When my partner and I began looking for a home in New York we had many expectations that we believed, at the time, to be reasonable for our price range. First, must allow dogs. Second, must have a washer and dryer in the unit. Third, hard wood floors. Finally, it would have to be in Cobble Hill, Park Slope, or Brooklyn Heights.
With hopes set far too high, we flew from New Orleans to the city for a long weekend of house hunting. Our first viewing was a place in Bushwick. It did not tick the boxes. Pets were permitted and there were hard woods, but there was no washer and dryer, and it was not in one of our three chosen locations. On top of all that, it was a four-hundred square foot studio.
But the photographs were beautiful. After much persuasion, I convinced by partner that we would just take a quick look. What harm could it do? The first thing we saw when we walked up the trash strewn sidewalk was a heavily graffitied garage door with a spiked gate to the left. ‘Just give it a chance’.
We were escorted down a long alley that ran along the side of the garage. On the left were woven and reaching metal sculptures dashed with string lights. A swath of bamboo shot up then hung down like a beaded curtain. We pushed past it. To the right was a raised bed with three vividly green saplings, below them, a plaster skunk as yard art. In front, a wooden cottage, stone steps, iron railings, this beautiful thing hidden in the middle of a Bushwick block.
Inside we found high ceilings, exposed beams, marble counters, brick walls, and custom carved cabinets. We couldn’t hear the sounds of the streets, no honking traffic, no children hollering. It was entirely peaceful.

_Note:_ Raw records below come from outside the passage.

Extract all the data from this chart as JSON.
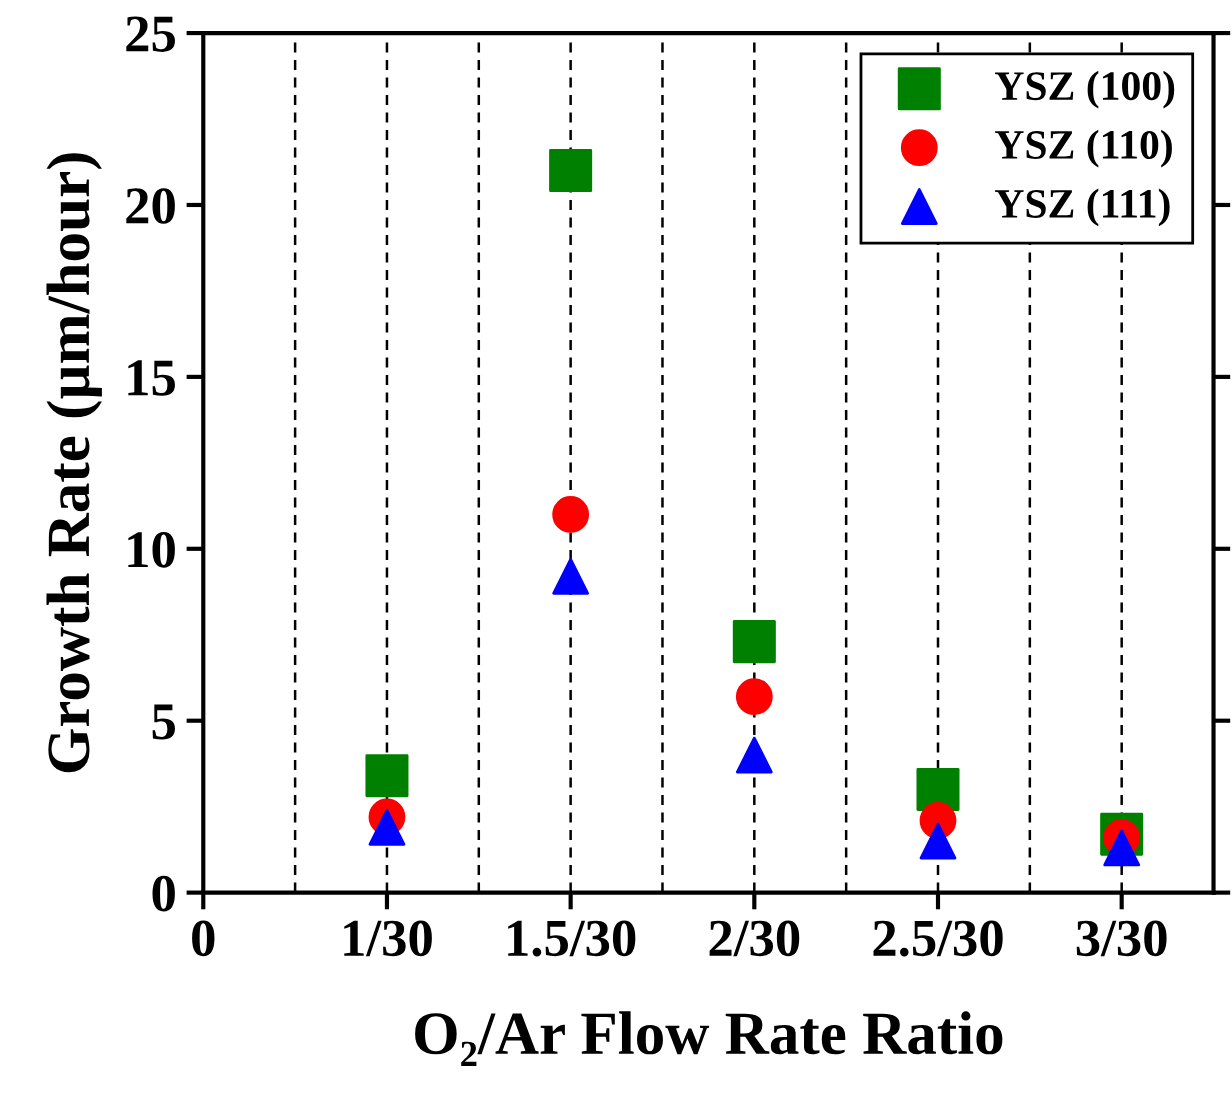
{
  "chart_data": {
    "type": "scatter",
    "xlabel": "O₂/Ar Flow Rate Ratio",
    "ylabel": "Growth Rate (µm/hour)",
    "categories": [
      "0",
      "1/30",
      "1.5/30",
      "2/30",
      "2.5/30",
      "3/30"
    ],
    "series": [
      {
        "name": "YSZ (100)",
        "color": "#008000",
        "marker": "square",
        "values": [
          null,
          3.4,
          21.0,
          7.3,
          3.0,
          1.7
        ]
      },
      {
        "name": "YSZ (110)",
        "color": "#ff0000",
        "marker": "circle",
        "values": [
          null,
          2.2,
          11.0,
          5.7,
          2.1,
          1.6
        ]
      },
      {
        "name": "YSZ (111)",
        "color": "#0000ff",
        "marker": "triangle",
        "values": [
          null,
          1.9,
          9.2,
          4.0,
          1.5,
          1.3
        ]
      }
    ],
    "ylim": [
      0,
      25
    ],
    "yticks": [
      0,
      5,
      10,
      15,
      20,
      25
    ],
    "grid": "x",
    "legend": "top right"
  }
}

Right away I knew it was the home for us, but I told them, ‘we need to look a few places, but we’ll let you know as soon as we can’. Seven apartments later and by lunch the next day, we had decided. A day later we signed the lease.
Every Saturday morning I sit by our tall windows and look out at the trees in our courtyard. The sun grows brighter, the birds and squirrels start to patter through the small garden, my dog comes and warms herself against my legs and I forget, almost entirely, that I live in this chaotic and kinetic city.